This pleased Nathaniel so much that he changed his mind about banning the reading of Wormwood, and bade Roydon, for the third time, to get on with it.

Roydon said: "Enter Mrs. Perkins, the landlady," and doggedly read a paragraph describing this character in terms revolting enough to have arrested the attention of his hearers had not this been diverted by Maud, who was moving stealthily about the room in search of something.

"The suspense is killing me!" Stephen announced at last. "What are you looking for, Aunt?"

"It's all right, my dear: I'm not going to disturb anyone," replied Maud untruthfully. "I just wondered where I had laid my knitting down. Please go on reading, Mr. Roydon! So interesting! It quite takes one back."

Stephen, who had joined Mathilda in the search for the knitting, remarked, sotto voce, that he had always wondered where Joe had picked Maud up, and now he knew. Mathilda, unearthing an embryo sock on four steel needles from behind a cushion, told him he was a cad.

"Thank you, my dear," said Maud, settling herself by the fire again. "Now I can be getting on with it while I listen."

The rest of Roydon's play was read to the accompaniment of the measured click of Maud's needles. It was by no means a bad play; sometimes, Mathilda thought, it hovered on the edge of brilliance; but it was no play to read to a drawing-room audience. As she had expected, it was often violent, always morbid; and it contained much that could with advantage have been omitted. Paula enjoyed herself immensely in the big scene; and neither she nor Roydon seemed capable of realising that the spectacle of his niece impersonating a fallen woman under tragic circumstances was unlikely to afford Nathaniel the least gratification. Indeed, it was only by a tremendous effort of will-power that Nathaniel was able to control himself; and while Paula's deep voice vibrated through the room, he grew more and more fidgety, and muttered under his breath in a way that boded ill for both dramatist and actress.

It was past seven o'clock before the play ended, and during the last act Nathaniel three times consulted his watch.

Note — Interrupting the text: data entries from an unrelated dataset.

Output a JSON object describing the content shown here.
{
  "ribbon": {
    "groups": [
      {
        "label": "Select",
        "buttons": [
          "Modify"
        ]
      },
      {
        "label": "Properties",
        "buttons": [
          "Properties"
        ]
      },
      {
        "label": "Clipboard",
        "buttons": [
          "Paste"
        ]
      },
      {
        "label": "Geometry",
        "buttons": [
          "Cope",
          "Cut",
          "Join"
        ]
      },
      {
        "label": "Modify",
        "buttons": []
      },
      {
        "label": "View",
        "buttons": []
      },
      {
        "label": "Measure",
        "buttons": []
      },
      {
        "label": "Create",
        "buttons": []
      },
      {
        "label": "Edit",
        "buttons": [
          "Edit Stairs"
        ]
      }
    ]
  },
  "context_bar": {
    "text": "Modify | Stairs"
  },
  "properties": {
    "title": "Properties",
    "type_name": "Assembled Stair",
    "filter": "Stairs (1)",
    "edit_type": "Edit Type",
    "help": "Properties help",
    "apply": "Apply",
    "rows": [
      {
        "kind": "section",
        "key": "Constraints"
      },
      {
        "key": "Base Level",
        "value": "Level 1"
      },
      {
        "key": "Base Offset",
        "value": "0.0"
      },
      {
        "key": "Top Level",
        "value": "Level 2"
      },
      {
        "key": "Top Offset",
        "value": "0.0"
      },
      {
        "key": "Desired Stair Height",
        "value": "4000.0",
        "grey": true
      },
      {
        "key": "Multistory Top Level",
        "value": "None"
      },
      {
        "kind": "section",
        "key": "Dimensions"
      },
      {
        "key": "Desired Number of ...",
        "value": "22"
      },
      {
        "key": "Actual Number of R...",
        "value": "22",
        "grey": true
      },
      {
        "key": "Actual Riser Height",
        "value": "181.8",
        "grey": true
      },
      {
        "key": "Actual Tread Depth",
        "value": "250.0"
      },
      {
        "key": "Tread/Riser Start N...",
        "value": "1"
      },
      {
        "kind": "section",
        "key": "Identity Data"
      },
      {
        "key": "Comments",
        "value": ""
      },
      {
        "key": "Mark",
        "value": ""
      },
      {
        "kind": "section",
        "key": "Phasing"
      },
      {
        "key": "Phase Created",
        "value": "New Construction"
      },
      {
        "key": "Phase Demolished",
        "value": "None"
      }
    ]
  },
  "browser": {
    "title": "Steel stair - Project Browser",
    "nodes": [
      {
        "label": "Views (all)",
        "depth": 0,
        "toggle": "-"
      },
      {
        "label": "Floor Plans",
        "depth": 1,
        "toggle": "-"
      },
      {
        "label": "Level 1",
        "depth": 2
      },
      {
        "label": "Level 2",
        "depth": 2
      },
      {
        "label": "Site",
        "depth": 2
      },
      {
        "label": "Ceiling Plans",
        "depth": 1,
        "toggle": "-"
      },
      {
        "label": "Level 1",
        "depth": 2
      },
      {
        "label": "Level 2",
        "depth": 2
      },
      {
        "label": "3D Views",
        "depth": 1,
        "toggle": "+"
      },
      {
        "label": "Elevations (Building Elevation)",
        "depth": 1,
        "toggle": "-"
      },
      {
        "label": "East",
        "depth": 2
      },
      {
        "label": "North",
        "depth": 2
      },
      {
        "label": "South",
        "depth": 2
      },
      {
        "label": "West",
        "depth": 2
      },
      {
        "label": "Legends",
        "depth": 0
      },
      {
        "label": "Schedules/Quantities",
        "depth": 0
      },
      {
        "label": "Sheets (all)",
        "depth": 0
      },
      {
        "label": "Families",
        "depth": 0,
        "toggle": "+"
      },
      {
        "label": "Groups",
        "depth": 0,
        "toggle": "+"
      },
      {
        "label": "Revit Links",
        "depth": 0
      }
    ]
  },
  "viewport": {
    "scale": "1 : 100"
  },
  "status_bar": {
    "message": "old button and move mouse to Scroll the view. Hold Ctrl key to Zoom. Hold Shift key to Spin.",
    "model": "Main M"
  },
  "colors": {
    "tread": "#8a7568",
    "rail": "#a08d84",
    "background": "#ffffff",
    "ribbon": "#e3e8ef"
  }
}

Once, Stephen said something in his ear which made him smile grimly, but when Roydon at last laid down his typescript there was no trace of a smile on his face. He said in awful tones: "Very edifying!"

Paula, carried away by her own performance, was deaf to the note of anger in his voice. Her dark eyes glowed; there was a lovely colour in her cheeks; and her thin, expressive hands were restless, as always when she was excited. She started towards Nathaniel, holding out those hands. "Isn't it a wonderful play? Isn't it?"

Mathilda, Joseph, Valerie, and even Mottisfont, whom Wormwood had profoundly shocked, hurried into speech, drowning whatever blistering things Nathaniel meant to say. Stephen lounged at his ease, and watched them derisively. Dread of what Nathaniel might yet say to Roydon made them praise the play in exaggerated terms. Roydon was pleased, and triumphant, but his eyes kept travelling to his host's face with an expression on them of so much anxiety that everyone felt sorry for him, and repeated that the play was arresting, original, and quite made one think.

Paula, with an obtuseness which made Mathilda want to shake her, brushed aside the compliments she was receiving on her acting, and again attacked her uncle. "Now that you've heard it, Uncle Nat, you will help Willoughby, won't you?"

"If by that you mean will I give you the money to squander on a piece of what I can only call salacious balderdash, no, I won't!" he responded, not, however, in a loud enough voice to be overheard by the author. .

Paula stared at him, as though she scarcely grasped his meaning. "Can't you see - can't you see that the part is made for me?" she asked, with a little gasp.

"Upon my soul!" exploded Nathaniel. "I should like to know what the world is coming to when a girl of your breeding can stand there and tell me the part of a harlot is made for her!"

"That out-of-date rubbish!" Paula said contemptuously. "We are talking of Art!"

"Oh, we are, are we?" said Nathaniel, in a grim voice. "And I suppose that is your idea of Art, is it, young woman? Well, all I have to say is that it isn't mine!"

It turned out, unfortunately for everybody else, that this was an understatement. Nathaniel had a good deal more to say, on subjects which ranged from the decadence of modern drama and the puppyishness of modem dramatists to the folly of all women in general and of his niece in particular. He added a rider to the effect that Paula's mother would have done better to have stayed at home to look after her daughter than to spend her time gadding about marrying every Tom, Dick, and Harry she met.

It was now felt by all who were privileged to hear these remarks that it would be advisable to get Roydon out of the way until Nathaniel's wrath had had time to cool. Mathilda very nobly put herself forward, and told Roydon that she had been immensely interested in Wormwood, and would like to have a talk with him about it. Roydon, who, besides being rather impressed by Mathilda, was naturally eager to talk about his play, allowed himself to be manoeuvred out of the room just as Joseph joined the stricken group about his brother, and, with ill-timed jocosity, smote him lightly on the back, saying: "Well, well, Nat, we're a couple of old-stagers, eh? A crude, sometimes a violent piece of work. Yet not without merit, I think. What do you say?"

Nathaniel at once became a cripple. He said: "My lumbago! Damn you, don't do that!" and tottered to a chair, one hand to the small of his back and his manly form bent with suffering.

"Why, I thought it was all right again!" said Valerie innocently.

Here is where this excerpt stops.